Über den Wolken: Aldekerks Kreisläufer Jonas Mumme (mit Ball) war selbst bei dem einen oder anderen Tempogegenstoß schneller als die Abwehr der Korschenbroicher (hier mit Philip Schneider/Nummer 43 und mit Steffen Brinkhues/17), die insgesamt oft schlecht aussah. (Foto: Michael Jäger)

TV Aldekerk – TV Korschenbroich 42:27 (17:14). Das Ergebnis auf der Anzeigetafel war keine Sinnestäuschung. Es stimmte. Und viel besser geht das in der Regionalliga auch nicht. Was ebenfalls stimmt: Die Aldekerker müssen sich nicht erst nach diesem Erfolg für den Rest der Saison ernsthaft mit der Rolle des ganz heißen Titelkandidaten beschäftigen. Kürzlich erst das 36:32 beim Spitzenreiter Interaktiv.Handball, jetzt dieser Triumph über den Zweiten Korschenbroich: Es waren zwei Kampfansagen der besonderen Art an die Konkurrenz. „Wir haben gegen die Gegner von oben eigentlich nie schlecht gespielt“, fand Trainer Nils Wallrath – was in einer Rückschau wohl als Untertreibung des Jahres auftauchen würde. TVK-Trainer Dirk Wolf, dem die Partie naturgemäß mit fortschreitenden Dauer überhaupt keinen Spaß mehr gemacht hatte, musste zwar kurz nach der Schluss-Sirene aus dem Halleninneren flüchten, um sich eben zu sammeln, brachte den Abend aber als fairer Verlierer sehr treffend auf den Punkt: „Aldekerk hat auch in der Höhe verdient gewonnen.“ Dabei war es  die größte Überraschung, wie das Team von TVA-Trainer Nils Wallrath in der zweiten Halbzeit über die Gäste hinwegfegte, die gleichzeitig von einer Verlegenheit in die nächste stolperten. Natürlich hatte dieses Resultat, mit dem keiner der Beteiligten auch nur ansatzweise rechnen konnte, durchaus spannende Folgen für den weiteren Kampf um die Meisterschaft. Vorne liegen weiter Interaktiv (34:8) und Korschenbroich (34:10), doch Aldekerk (jetzt 29:9) konnte sich ein Stück heranschieben und wird nun den Rest seines Mammutprogramms bis zum Saisonende mit viel Schwung in Angriff nehmen.

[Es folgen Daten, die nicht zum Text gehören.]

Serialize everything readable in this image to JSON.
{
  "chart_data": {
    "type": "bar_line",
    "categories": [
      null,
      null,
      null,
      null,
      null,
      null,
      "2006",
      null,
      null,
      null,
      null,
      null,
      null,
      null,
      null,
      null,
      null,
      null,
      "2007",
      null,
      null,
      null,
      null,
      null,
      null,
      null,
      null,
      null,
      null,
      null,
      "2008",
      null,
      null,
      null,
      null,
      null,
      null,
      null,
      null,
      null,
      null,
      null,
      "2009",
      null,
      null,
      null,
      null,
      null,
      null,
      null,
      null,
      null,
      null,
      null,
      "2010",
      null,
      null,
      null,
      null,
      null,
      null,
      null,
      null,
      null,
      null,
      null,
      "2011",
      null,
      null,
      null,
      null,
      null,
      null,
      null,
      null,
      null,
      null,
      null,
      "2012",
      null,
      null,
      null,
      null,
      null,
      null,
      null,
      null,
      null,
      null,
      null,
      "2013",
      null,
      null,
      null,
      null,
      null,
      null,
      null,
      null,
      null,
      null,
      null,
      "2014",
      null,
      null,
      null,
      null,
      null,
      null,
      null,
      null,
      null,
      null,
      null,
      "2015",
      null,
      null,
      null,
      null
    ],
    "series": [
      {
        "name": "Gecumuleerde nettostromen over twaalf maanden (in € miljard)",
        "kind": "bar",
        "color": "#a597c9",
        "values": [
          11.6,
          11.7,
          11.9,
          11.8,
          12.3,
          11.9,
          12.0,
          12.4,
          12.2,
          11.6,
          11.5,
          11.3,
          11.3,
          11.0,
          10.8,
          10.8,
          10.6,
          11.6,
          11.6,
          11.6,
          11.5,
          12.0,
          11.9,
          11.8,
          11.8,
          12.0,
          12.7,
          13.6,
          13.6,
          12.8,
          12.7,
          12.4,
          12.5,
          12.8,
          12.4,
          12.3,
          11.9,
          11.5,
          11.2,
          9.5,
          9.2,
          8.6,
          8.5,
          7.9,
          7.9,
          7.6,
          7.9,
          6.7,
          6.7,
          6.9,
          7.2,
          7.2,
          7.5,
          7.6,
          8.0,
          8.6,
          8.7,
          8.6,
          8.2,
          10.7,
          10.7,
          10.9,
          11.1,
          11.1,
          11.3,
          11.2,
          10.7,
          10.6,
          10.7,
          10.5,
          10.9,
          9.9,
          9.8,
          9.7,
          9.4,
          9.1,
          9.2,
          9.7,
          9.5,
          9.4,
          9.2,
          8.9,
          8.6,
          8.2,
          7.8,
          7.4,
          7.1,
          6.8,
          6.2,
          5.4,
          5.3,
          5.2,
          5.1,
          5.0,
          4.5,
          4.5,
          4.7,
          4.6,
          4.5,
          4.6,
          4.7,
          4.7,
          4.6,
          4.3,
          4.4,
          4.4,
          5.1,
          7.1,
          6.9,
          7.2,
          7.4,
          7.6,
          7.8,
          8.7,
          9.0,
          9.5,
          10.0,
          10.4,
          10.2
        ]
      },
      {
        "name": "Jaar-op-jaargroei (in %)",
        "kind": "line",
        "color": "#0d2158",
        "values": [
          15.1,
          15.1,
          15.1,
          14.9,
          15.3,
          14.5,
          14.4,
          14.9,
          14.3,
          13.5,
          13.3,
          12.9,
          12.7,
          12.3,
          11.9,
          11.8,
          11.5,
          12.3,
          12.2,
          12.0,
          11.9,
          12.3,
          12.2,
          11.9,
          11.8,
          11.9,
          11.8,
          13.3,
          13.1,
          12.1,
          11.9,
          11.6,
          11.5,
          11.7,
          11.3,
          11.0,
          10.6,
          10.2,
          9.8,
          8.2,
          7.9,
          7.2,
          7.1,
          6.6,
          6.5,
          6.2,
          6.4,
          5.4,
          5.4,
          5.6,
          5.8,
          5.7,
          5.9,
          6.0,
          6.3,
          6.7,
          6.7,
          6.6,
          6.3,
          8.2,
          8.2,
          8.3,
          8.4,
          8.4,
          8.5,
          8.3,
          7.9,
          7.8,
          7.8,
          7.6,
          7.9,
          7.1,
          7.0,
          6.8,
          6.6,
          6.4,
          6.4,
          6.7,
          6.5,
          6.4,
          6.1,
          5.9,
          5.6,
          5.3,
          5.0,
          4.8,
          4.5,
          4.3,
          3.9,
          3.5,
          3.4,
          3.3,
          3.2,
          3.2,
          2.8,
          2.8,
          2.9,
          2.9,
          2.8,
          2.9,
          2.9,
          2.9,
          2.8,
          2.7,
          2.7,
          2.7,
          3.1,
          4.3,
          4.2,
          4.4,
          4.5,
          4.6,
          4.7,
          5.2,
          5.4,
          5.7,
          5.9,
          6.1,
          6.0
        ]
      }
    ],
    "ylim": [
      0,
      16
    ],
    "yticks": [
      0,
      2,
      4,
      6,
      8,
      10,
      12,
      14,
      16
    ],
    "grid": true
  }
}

Und sollten der TVK und der TVA später nach Punkten gleichauf liegen, hat Aldekerk sogar nach dem 27:33 aus der Hinrunde den in diesem Fall entscheidenden direkten Vergleich auf seiner Seite. Ganz nebenbei steht zurzeit als letztes Spiel im Terminkalender der Hausherren das Heimspiel gegen Interaktiv. Die Serie 2021/2022 steuert womöglich auf ein echtes Finale zu.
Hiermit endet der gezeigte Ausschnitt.